On cherchait une autre Terre. Ils en ont trouvé deux.
Dans un article publié,
mardi 20 décembre, par la revue Nature, une équipe
internationale de chercheurs exploitant les données de l'observatoire spatial
Kepler de la NASA (que montre la vue d'artiste
ci-dessus) a annoncé la découverte de deux planètes extrasolaires de taille
comparable à celle de la Terre. Ces deux objets appartiennent à un système à
cinq planètes tournant autour de Kepler-20, étoile située à un peu moins de 1
000 années-lumière de nous et très semblable à notre Soleil, quoique légèrement
moins massive, moins chaude et moins lumineuse que lui. Sur ces cinq astres,
trois sont des mini-Neptune et deux des cousins de la Terre.
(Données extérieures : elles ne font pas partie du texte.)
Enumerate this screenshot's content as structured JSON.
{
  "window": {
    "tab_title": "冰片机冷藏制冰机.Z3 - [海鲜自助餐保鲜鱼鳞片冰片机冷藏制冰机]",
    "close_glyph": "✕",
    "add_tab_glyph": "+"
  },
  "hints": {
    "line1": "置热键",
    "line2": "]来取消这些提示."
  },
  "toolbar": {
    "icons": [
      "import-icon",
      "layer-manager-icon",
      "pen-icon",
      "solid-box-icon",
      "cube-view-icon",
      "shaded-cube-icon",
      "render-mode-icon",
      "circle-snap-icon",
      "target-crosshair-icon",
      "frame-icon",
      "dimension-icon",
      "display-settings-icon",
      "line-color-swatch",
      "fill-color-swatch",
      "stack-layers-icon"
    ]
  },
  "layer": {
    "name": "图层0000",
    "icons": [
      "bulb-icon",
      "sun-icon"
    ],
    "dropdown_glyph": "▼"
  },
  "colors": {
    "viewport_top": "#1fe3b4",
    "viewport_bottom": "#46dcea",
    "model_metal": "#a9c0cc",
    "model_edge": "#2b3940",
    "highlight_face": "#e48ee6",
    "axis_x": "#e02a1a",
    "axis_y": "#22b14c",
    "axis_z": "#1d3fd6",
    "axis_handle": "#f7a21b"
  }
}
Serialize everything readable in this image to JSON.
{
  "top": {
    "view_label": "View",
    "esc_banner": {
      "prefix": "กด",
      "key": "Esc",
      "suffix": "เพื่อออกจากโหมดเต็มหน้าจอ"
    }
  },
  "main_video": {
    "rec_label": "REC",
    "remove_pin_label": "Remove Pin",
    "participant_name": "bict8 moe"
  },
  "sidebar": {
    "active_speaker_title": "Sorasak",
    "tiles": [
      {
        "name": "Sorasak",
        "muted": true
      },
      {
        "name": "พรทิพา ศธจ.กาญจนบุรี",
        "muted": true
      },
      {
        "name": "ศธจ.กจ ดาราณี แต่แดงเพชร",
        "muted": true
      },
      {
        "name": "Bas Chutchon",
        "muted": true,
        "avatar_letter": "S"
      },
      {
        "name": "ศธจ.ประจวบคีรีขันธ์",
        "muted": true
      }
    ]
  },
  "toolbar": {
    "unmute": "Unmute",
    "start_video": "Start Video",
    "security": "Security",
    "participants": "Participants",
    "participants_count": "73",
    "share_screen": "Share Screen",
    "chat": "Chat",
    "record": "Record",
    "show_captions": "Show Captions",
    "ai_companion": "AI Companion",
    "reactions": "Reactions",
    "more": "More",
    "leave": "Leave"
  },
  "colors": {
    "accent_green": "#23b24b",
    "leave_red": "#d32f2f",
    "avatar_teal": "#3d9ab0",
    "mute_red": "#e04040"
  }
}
Baptisés
Kepler-20e et Kepler-20f, ceux-ci sont très proches en taille de notre planète
bleue avec des rayons respectifs de 87 % et 103 % de celui de la Terre. "Pour la première fois de l'histoire de l'humanité, on peut
se dire : "ça y est, on est capable de détecter une Terre autour d'une
autre étoile". C'est même la première fois que l'on passe la barrière du
plus petit que la Terre", résume François Fressin.
Ce jeune astronome français de 33 ans, expatrié aux Etats-Unis au Harvard-Smithsonian Center for
Astrophysics de Cambridge (Massachusetts), est le premier auteur de l'étude
publiée dans Nature. Il s'est spécialisé dans
la recherche des petites planètes parmi les données qu'envoie Kepler depuis
2009. Cet observatoire en orbite autour du Soleil observe sans discontinuer un
catalogue d'étoiles situées dans la constellation du Cygne et autour d'elle.
L'instrument de Kepler est un photomètre, qui mesure les infimes variations de
leur lumière. Son objectif principal consiste à détecter la très faible baisse
de luminosité due au passage – au transit disent les astronomes – d'une
planète devant son étoile. Pour donner un ordre de grandeur, Kepler-20e et f
ont fait diminuer cette luminosité d'environ un dix millième. C'est peu, mais
largement suffisant pour que les spécialistes soient sûrs qu'il se passe
quelque chose, et encore plus quand ces "creux" dans le flux lumineux
se produisent à intervalles réguliers.
Cela ne signe pas pour autant la présence d'une planète car ces creux peuvent avoir d'autres origines. En
effet, si Kepler surveille en permanence un catalogue d'astres bien précis, il
n'isole pas complètement les étoiles du champ de vision où elles se trouvent.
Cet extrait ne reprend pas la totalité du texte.